BAZEN 1 + 1 = 1 OLUR

 

Giriş

Toplumda kadın ve erkek ilişkileri üzerine çokça tekrar edilen bir metafor vardır: Kadın ve erkek bir elmanın iki yarısıdır ve birbirlerini tamamlarlar.
İlk bakışta romantik görünen bu düşünce, daha derin incelendiğinde, insanın bireysel öznelliğini ve tamlık duygusunu zedeleyen ciddi bir problemi açığa çıkarır. Bu gün, söz konusu “iki yarım” (ki sevmediğim bir fikirdir), anlayışının eleştirisi yapılacak ve kadın ile erkeğin ayrı ayrı tam varlıklar olarak ilişkisel bir oluş içinde nasıl yeni bir birliktelik kurdukları tartışılacaktır.

İki Yarım Anlayışının Eleştirisi

"İki yarım" metaforu, bilinçaltında şu fikri dayatır: "Sen tek başına tamamlanamazsın; ancak bir başkasıyla tam olabilirsin." Bu anlayış, bireysel öznelliği bastırarak kişiyi başkasıyla tamamlanmaya muhtaç hâle getirir. Böylece ilişki, iki özgür varlığın bilinçli birlikteliği olmaktan çıkar; eksiklikleri kapatma arzusuyla kurulan bir bağımlılık ilişkisinde şekillenir. Üstelik tarihsel açıdan bakıldığında bu söylemin ataerkil yapılarla da örtüştüğü görülür.
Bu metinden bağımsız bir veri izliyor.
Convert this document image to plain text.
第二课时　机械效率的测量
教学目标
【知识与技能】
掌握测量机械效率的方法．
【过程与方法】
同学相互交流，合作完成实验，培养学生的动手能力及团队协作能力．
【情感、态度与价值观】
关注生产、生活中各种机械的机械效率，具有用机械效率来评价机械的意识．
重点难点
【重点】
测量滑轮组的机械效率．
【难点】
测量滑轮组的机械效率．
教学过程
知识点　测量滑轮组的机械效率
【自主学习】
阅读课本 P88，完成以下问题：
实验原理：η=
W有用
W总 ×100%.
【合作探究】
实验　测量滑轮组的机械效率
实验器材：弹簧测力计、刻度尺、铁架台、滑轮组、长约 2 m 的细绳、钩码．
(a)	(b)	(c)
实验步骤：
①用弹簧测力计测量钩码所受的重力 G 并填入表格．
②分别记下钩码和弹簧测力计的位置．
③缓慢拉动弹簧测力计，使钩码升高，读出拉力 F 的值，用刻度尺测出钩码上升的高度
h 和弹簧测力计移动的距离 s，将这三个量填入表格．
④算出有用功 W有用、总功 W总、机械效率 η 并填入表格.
Örneğin Aristoteles, kadını "eksik erkek" olarak tanımlamış ve kadını erkeğe tabi, eksik bir varlık olarak değerlendirmiştir. Dolayısıyla "tamamlanma" miti, yalnızca bireysel değil, tarihsel ve kültürel bir tahakküm mekanizmasının da izlerini taşır.

İlişkisel Bir Oluş Olarak Birliktelik

Buna karşılık daha sağlıklı ve özgürlükçü bir bakış açısı şunu kabul eder:
Kadın da erkek de ayrı ayrı tam varlıklardır. Her biri kendi öznelliği, bütünlüğü ve değerleriyle tamamdır. Bu iki tam varlık bir araya geldiğinde, birbirlerinin eksiklerini kapatmazlar; aksine özgünlüklerini kaybetmeden yeni bir ilişkisel oluş yaratırlar. Bu yaklaşımda ilişkiler, eksikliklerden değil, iki tam varlığın gönüllü ve bilinçli buluşmasından doğar.
Böyle bir ilişkide taraflar birbirlerine bağımlı değil, bağlıdırlar.
Bağımlılık, bir yoksunluk ve tamamlanma ihtiyacına dayanırken;
bağlılık, iki özgür varlığın bilinçli, saygı, sevgi ve aşkına dayalı ve karşılıklı gelişimi önceleyen bir ilişki biçimini ifade eder.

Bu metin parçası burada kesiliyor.